Вот я и даю желтому псу кличку Постижимый… И позвольте заметить мимоходом – а я всегда хожу мимо, как истинный черномазый, – что Непостижимому Востоку надобно слопать еще не один пуд соли… Ваш Корреспондент трескает себе тридцать гран морфия в день и восемь часов сидит, непостижимый, как говно.

– О чем вы думаете? – спрашивает Американский Турист, смущенно поеживаясь…

На что я отвечаю: «Морфий угнетает мой гипоталамус, где локализованы либидо и эмоции, а так как лобные доли мозга работают только при возбуждении затылочных, ведь они сами себе не хозяева, их надо пинками стимулировать, то я должен признаться в фактическом отсутствии мозговой активности. Я сознаю твое присутствие, но поскольку оно не имеет для меня аффективного значения – мой аффект отключен джанковым человеком за неуплату, – мне все твои дела до фени… Можешь сколько угодно приходить и уходить, можешь обосраться или сам себя выебать осиновым колом – а гомику это в самый раз, – Мертвым и Наркотам все равно…» – Они непостижимы.

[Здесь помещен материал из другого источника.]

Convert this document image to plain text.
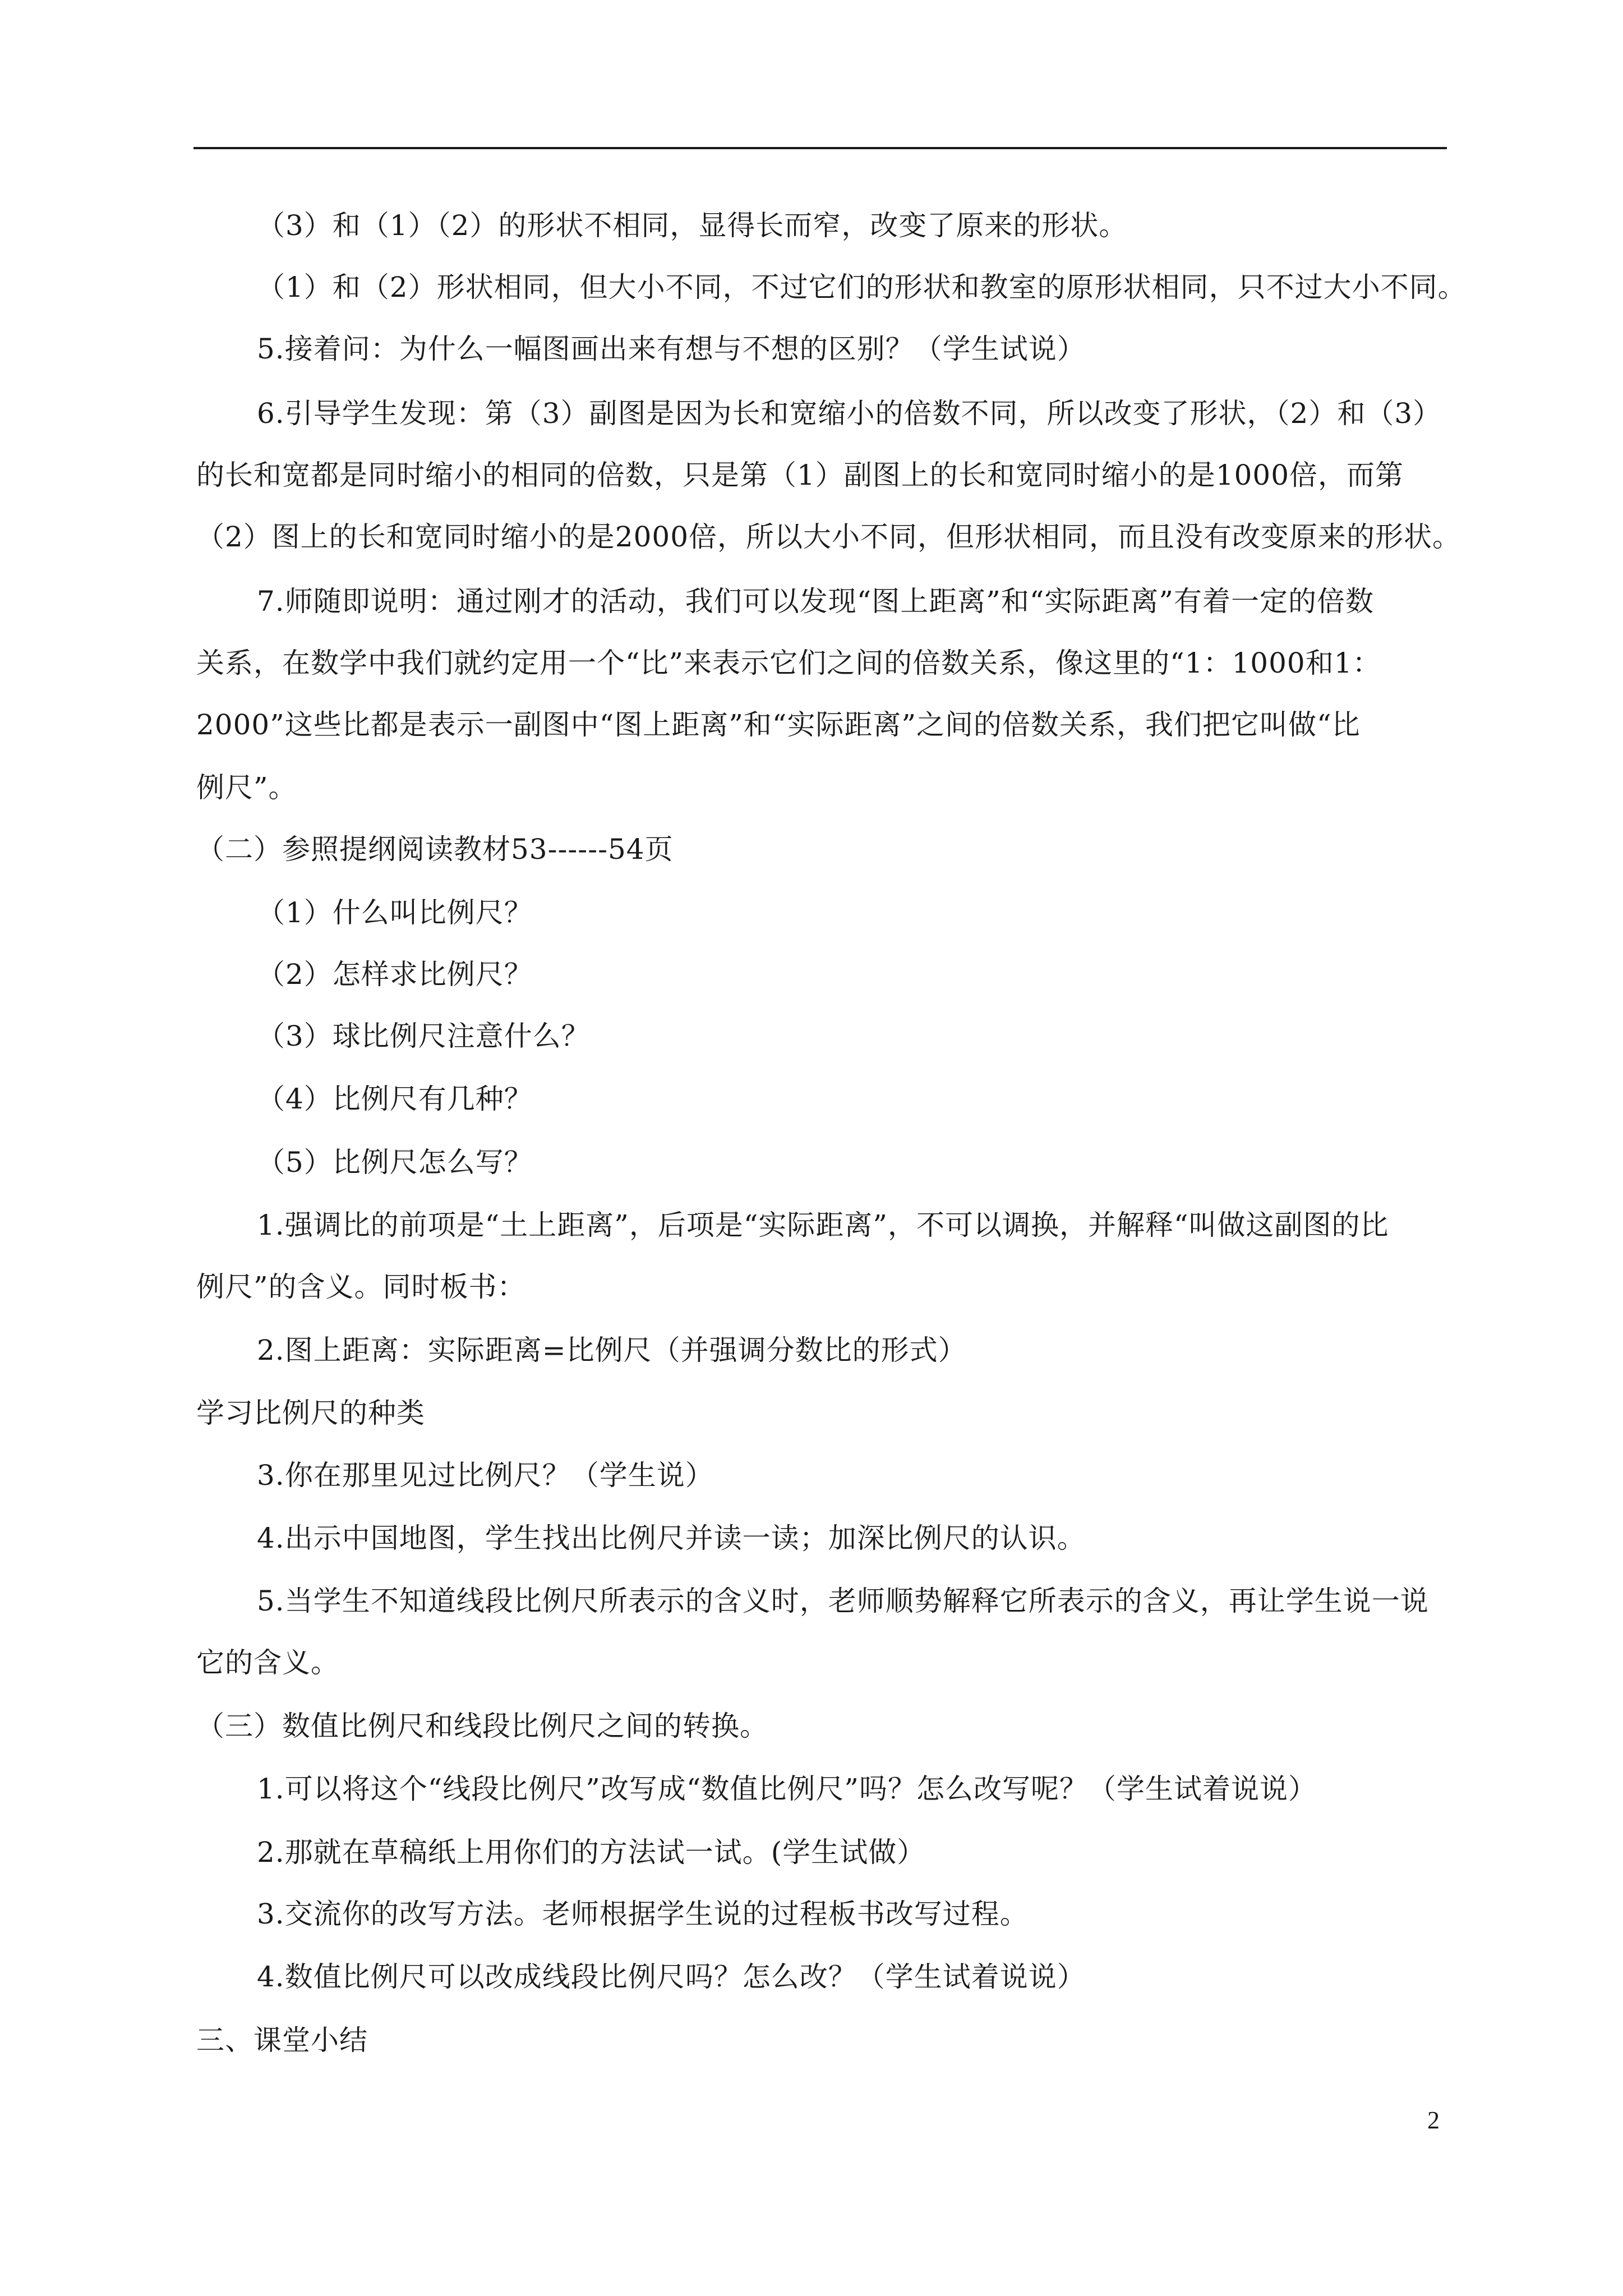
（3）和（1）（2）的形状不相同，显得长而窄，改变了原来的形状。
（1）和（2）形状相同，但大小不同，不过它们的形状和教室的原形状相同，只不过大小不同。
5.接着问：为什么一幅图画出来有想与不想的区别？（学生试说）
6.引导学生发现：第（3）副图是因为长和宽缩小的倍数不同，所以改变了形状，（2）和（3）
的长和宽都是同时缩小的相同的倍数，只是第（1）副图上的长和宽同时缩小的是1000倍，而第
（2）图上的长和宽同时缩小的是2000倍，所以大小不同，但形状相同，而且没有改变原来的形状。
7.师随即说明：通过刚才的活动，我们可以发现“图上距离”和“实际距离”有着一定的倍数
关系，在数学中我们就约定用一个“比”来表示它们之间的倍数关系，像这里的“1：1000和1：
2000”这些比都是表示一副图中“图上距离”和“实际距离”之间的倍数关系，我们把它叫做“比
例尺”。
（二）参照提纲阅读教材53------54页
（1）什么叫比例尺？
（2）怎样求比例尺？
（3）球比例尺注意什么？
（4）比例尺有几种？
（5）比例尺怎么写？
1.强调比的前项是“土上距离”，后项是“实际距离”，不可以调换，并解释“叫做这副图的比
例尺”的含义。同时板书：
2.图上距离：实际距离=比例尺（并强调分数比的形式）
学习比例尺的种类
3.你在那里见过比例尺？（学生说）
4.出示中国地图，学生找出比例尺并读一读；加深比例尺的认识。
5.当学生不知道线段比例尺所表示的含义时，老师顺势解释它所表示的含义，再让学生说一说
它的含义。
（三）数值比例尺和线段比例尺之间的转换。
1.可以将这个“线段比例尺”改写成“数值比例尺”吗？怎么改写呢？（学生试着说说）
2.那就在草稿纸上用你们的方法试一试。(学生试做）
3.交流你的改写方法。老师根据学生说的过程板书改写过程。
4.数值比例尺可以改成线段比例尺吗？怎么改？（学生试着说说）
三、课堂小结
2
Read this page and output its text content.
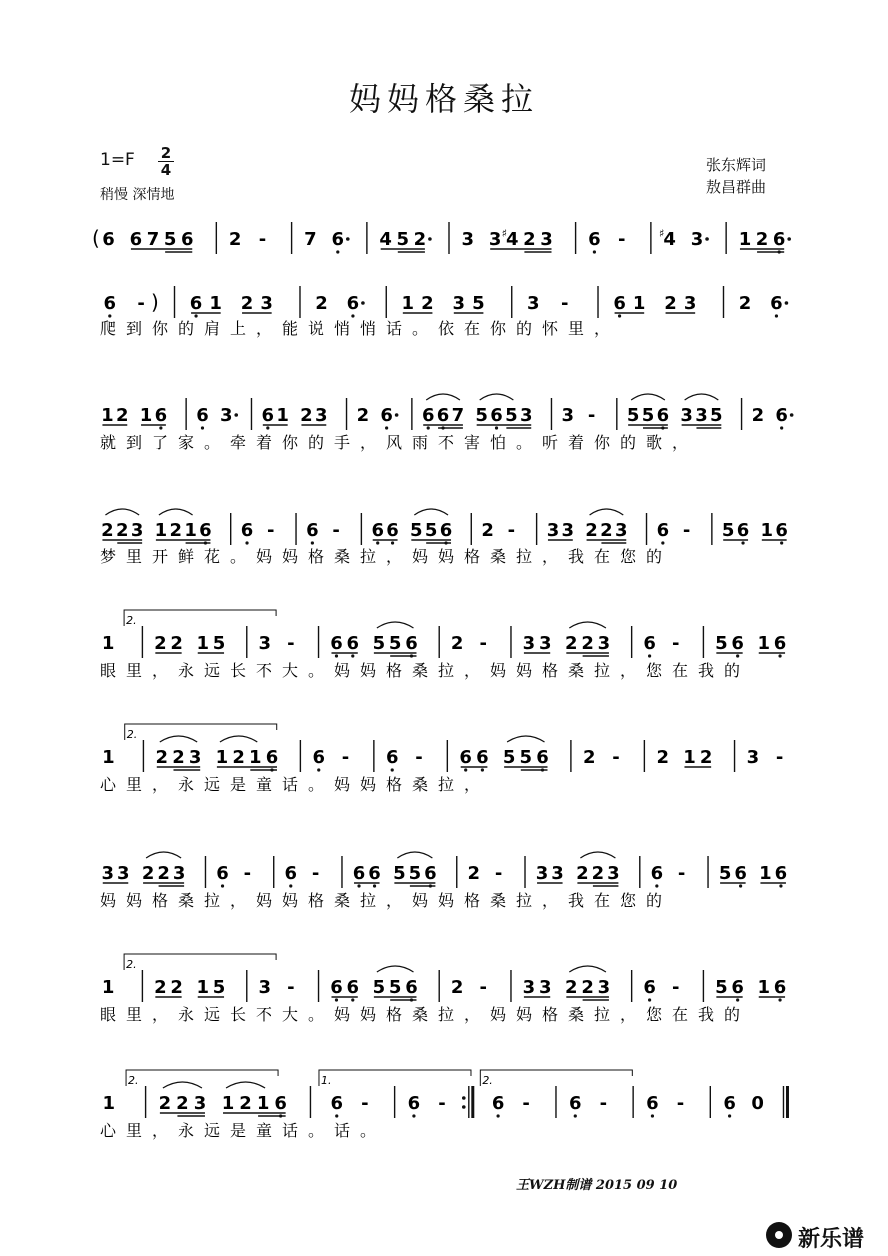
妈妈格桑拉
1=F 2
4
稍慢 深情地
张东辉词
敖昌群曲
( 6 6 7 5 6 2 - 7 6 4 5 2 3 3 4
♯ 2 3 6 - 4
♯ 3 1 2 6
6 - ) 6 1 2 3 2 6 1 2 3 5 3 - 6 1 2 3 2 6
爬到你的肩上，能说悄悄话。依在你的怀里，
1 2 1 6 6 3 6 1 2 3 2 6 6 6 7 5 6 5 3 3 - 5 5 6 3 3 5 2 6
就到了家。牵着你的手，风雨不害怕。听着你的歌，
2 2 3 1 2 1 6 6 - 6 - 6 6 5 5 6 2 - 3 3 2 2 3 6 - 5 6 1 6
梦里开鲜花。妈妈格桑拉，妈妈格桑拉，我在您的
1
2.
2 2 1 5 3 - 6 6 5 5 6 2 - 3 3 2 2 3 6 - 5 6 1 6
眼里，永远长不大。妈妈格桑拉，妈妈格桑拉，您在我的
1
2.
2 2 3 1 2 1 6 6 - 6 - 6 6 5 5 6 2 - 2 1 2 3 -
心里，永远是童话。妈妈格桑拉，
3 3 2 2 3 6 - 6 - 6 6 5 5 6 2 - 3 3 2 2 3 6 - 5 6 1 6
妈妈格桑拉，妈妈格桑拉，妈妈格桑拉，我在您的
1
2.
2 2 1 5 3 - 6 6 5 5 6 2 - 3 3 2 2 3 6 - 5 6 1 6
眼里，永远长不大。妈妈格桑拉，妈妈格桑拉，您在我的
1
2.
2 2 3 1 2 1 6
1.
6 - 6 -
2.
6 - 6 - 6 - 6 0
心里，永远是童话。话。
王WZH制谱 2015 09 10
新乐谱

– Какой проход между рядами ведет в ватерклозет? – спросил я у белокурой билетерши.

– Вот сюда, сэр… Внутри есть еще одно местечко.

– Вы не видали Розу Пантопон? – спросил старый джанки в черном пальто.

Техасский шериф убил своего соучастника – ветеринара Браубека Нетвердого, замешанного в афере с лошадиным героином… Если у лошадки афтоз, ей требуется уйма героина, чтобы унять боль, а часть этого героина ускакала, наверное, через унылые прерии и тихо ржет на Вашингтон-сквер… Джанки сбегаются туда, пронзительно крича: «Эй, но-о-о, Сильвер!»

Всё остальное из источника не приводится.